Ирка долго ждала его. Но вот встрепенулась, пошла на кухню, разогрела старые щи и вчерашнюю картошку, уселась за стол, пару раз черпнула ложкой из тарелки —  и показались какими-то невкусными, кисловатыми. Вздохнула, придирчиво осмотрела стол: на потертой клеенке стояла две тарелки, глубокая со щами, мелкая с отварной картошкой, солонка, ломоть черного хлеба лежал, ложка с вилкой и до серединки сломанный нож — но чего-то не хватало. Ирка заглянула в холодильник, вынула из литровой банки скрюченный, как бабка Авдотья Пахомовна, огурец, положила его на тарелку рядом с картошкой. Все равно чего-то не хватало. Опять заглянула в холодильник — и поняла. Оглянулась опасливо на дверь — нет Барышева, не идет. Стащила с буфета стопку, уткнувшись носом в холодильник линула в неё из бутылки водку — от волнения чуть расплескала, хоть и мало лила, треть стопки всего; поставила бутылку на место, хлопнула холодильниковой дверцей и вернулась к столу. Торжественно сказала сама себе:
— Ирин! Сто грамм налей! — получилось почти как у Барышева, только голос детский.
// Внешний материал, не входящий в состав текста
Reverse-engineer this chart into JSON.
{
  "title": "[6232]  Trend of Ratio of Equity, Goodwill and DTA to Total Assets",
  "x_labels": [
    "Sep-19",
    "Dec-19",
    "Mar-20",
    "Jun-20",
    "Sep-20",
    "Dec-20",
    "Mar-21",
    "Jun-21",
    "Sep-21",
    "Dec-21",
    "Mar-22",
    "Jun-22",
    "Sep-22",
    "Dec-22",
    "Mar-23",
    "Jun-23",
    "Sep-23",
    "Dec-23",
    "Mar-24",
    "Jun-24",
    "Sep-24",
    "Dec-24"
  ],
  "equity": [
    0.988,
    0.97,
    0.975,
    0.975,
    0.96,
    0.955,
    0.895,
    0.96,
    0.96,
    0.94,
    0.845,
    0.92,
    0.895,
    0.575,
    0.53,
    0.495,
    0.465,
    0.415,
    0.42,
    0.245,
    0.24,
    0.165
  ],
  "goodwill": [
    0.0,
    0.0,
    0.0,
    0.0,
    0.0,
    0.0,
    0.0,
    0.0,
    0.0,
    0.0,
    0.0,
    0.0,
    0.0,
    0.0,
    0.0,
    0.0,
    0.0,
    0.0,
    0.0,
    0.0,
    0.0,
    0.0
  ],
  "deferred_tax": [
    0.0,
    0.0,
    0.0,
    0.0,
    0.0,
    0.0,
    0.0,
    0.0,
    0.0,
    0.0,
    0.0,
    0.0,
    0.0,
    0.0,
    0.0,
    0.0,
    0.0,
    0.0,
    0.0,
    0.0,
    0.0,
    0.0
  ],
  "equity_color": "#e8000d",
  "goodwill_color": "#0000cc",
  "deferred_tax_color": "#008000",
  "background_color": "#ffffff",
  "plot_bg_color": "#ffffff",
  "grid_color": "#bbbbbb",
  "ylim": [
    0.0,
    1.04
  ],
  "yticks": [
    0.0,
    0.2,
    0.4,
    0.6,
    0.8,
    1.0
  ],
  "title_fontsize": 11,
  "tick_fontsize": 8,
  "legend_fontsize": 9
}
Тут же ответила сама за себя:
— Готово! Нате!
Села за стол, солидно стопку вверх подняла:
— Растешь! Ну, будь здорова!
— Будь здоров!
Жидкость опалила горло и гортань, она кашлянула и принялась заливать внутренности кисловатыми щами — умолола их быстро, зато картошку с огурцом ела не торопясь. Чай пить не стала — не хотелось, не стала и со стола убирать — движения почему-то получались неловкими и неточными, и щеки горели. Поднялась и отправилась в комнату прилечь на диван. Шла — ноги словно чужие двигались; обо что-то споткнулась — наклонилась посмотреть, что же под ноги попало, оказалось пахучий барышевский тапок. Подняла его с пола, осмотрела внимательно и прихватила с собой.
Тапок поставила на полу около дивана под журнальным столиком. Улеглась, локоть под голову вместо подушки умостила, и сказала заношенной отчимовской обувке:
— А вот и не страшно одной ни капельки… А вот и не боюсь ничего… Дежурь в своей ночной смене!
Прикрыла глаза, и сквозь навалившуюся дремоту тихо пробормотала вслух:
— Папк… Слышь… Ты… Ты только приходи ко мне, хоть когда-нибудь, а? Хоть когда, ладно?.. — и забылась липким недетским сном.